La défiance d'une partie des Egyptiens à l'égard du pouvoir militaire
restait forte en Egypte. Elle s'est exprimée, hier, à la veille du début des
élections législatives, par une nouvelle manifestation monstre pour le transfert
du pouvoir à un gouvernement de «salut national» civil. Une perspective que les
militaires qui assument directement le pouvoir depuis la chute de Moubarak ne sont pas près d'accepter. Le maréchal Hussein Tantaoui a rejeté clairement l'offre surprise de Mohamed ElBaradei, ancien chef de l'Agence internationale de
l'énergie atomique (AIEA) et prix Nobel de la paix qui s'était dit prêt à
assumer la direction du gouvernement de «salut national» réclamé par la
«Coalition de la jeunesse de la révolution» qui anime la contestation de la Place Al-Tahrir.

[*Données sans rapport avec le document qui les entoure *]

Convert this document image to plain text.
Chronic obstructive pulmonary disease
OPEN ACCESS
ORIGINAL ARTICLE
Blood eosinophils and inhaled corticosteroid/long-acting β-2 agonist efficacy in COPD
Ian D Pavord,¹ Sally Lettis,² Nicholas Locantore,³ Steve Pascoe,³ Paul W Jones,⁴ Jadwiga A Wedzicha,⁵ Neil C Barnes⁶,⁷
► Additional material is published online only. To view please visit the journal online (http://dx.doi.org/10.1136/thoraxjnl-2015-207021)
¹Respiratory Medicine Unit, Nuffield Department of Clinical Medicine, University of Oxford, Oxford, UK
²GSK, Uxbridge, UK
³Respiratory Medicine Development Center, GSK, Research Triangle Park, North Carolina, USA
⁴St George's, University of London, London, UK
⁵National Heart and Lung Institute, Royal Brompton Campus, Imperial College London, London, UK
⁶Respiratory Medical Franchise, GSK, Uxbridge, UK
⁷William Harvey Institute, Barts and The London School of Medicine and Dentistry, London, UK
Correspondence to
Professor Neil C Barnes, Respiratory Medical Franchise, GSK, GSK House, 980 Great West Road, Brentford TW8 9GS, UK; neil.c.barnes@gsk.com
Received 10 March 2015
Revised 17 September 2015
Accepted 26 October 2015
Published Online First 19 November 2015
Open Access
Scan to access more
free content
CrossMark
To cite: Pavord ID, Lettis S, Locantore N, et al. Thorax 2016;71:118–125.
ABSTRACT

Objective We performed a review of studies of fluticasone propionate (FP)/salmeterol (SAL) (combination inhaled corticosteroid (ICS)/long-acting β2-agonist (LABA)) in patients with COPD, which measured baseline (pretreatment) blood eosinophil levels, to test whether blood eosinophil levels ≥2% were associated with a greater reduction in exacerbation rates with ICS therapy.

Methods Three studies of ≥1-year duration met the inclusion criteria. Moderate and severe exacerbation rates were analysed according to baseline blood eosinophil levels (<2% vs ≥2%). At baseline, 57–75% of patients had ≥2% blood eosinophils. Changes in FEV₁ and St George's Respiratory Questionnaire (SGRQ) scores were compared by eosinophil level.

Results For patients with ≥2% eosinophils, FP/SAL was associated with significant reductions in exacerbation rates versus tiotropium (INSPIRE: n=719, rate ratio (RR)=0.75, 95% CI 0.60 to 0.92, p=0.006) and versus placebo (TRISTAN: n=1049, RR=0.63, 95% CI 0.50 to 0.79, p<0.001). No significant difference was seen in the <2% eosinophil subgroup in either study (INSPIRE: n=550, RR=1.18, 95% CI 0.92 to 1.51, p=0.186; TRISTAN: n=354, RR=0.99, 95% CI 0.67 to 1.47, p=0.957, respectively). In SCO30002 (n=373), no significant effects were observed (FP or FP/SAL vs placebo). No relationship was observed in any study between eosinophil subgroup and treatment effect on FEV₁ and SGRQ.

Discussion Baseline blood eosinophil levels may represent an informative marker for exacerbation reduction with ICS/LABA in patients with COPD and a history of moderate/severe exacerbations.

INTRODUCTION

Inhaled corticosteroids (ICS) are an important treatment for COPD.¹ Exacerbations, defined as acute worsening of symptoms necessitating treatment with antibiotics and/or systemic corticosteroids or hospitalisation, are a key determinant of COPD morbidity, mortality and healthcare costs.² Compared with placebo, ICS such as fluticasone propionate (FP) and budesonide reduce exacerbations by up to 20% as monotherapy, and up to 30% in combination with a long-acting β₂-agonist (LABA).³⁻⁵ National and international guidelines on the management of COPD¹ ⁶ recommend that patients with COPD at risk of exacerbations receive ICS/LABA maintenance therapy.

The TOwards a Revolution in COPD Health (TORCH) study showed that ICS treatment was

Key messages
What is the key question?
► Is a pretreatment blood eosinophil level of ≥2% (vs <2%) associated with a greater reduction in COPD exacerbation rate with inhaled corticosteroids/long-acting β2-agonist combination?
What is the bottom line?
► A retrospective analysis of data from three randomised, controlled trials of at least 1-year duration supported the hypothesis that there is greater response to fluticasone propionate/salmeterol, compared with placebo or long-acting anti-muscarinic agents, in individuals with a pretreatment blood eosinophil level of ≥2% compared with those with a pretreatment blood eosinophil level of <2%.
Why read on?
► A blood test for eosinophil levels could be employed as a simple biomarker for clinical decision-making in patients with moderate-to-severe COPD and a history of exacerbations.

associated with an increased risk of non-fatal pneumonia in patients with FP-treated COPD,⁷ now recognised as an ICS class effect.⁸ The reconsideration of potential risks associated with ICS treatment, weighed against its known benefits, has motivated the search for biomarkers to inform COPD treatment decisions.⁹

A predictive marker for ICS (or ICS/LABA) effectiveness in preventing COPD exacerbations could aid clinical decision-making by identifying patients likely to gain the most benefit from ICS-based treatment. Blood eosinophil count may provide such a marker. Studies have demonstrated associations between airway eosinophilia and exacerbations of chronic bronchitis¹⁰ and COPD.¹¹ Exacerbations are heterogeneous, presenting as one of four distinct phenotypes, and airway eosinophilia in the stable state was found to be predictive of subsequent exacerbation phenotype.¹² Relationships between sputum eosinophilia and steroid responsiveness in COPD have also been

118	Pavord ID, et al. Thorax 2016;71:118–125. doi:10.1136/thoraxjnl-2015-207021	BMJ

En faisant une telle offre de gérer un gouvernement de salut national de
transition, Mohamed ElBaradei renonce de fait à toute
ambition présidentielle. Cette proposition de l'ancien chef de l'AIEA faisait
partie des tractations engagées avec le CSFA pour tenter de trouver une issue à
la crise. Le maréchal Tantaoui a en effet rencontré ElBaradei et Amr Moussa samedi et il devait rencontrer
dimanche d'autres dirigeants politiques. Il a opposé une fin de non-recevoir à
la proposition d'ElBaradei qui a, aux yeux des
militaires, le défaut de les pousser à la sortie et de consacrer leur défaite
politique alors qu'ils entendent bien garder la haute main sur la transition.
TANTAOUI DURCIT LE TON
Du coup, le maréchal Hussein Tantaoui s'est
fait menaçant. «Des grands défis nous attendent et nous y ferons face. Nous ne
permettrons pas à un quelconque individu ou une quelconque partie de faire
pression sur les forces armées», a-t-il déclaré. Et pour montrer que le pouvoir
militaire n'est pas en position de faiblesse, le maréchal Tantaoui
a souligné que la rencontre avec Mohamed ElBaradei et
Amr Moussa a eu lieu à leur demande. «Les forces armées étaient devant deux
options en assumant le pouvoir en Egypte après la révolution: ou la violence, ce
que nous avons refusé totalement, ou bien assumer avec patience. C'est ce que
nous faisons et ce qui se passe malgré les occupations et les grèves qui
menacent notre économie». Il a évoqué les grands «défis extérieurs» de l'Egypte
et qui ne sont pas «connus de nombreux manifestants sur la Place Al-Tahrir».
«Il y a des éléments étrangers qui tentent de porter atteinte à la sécurité du
pays et utilisent des éléments de l'intérieur. Nous les dévoilerons
prochainement», a affirmé le maréchal.
UN MILLION POUR LA «LEGITIMITE HISTORIQUE»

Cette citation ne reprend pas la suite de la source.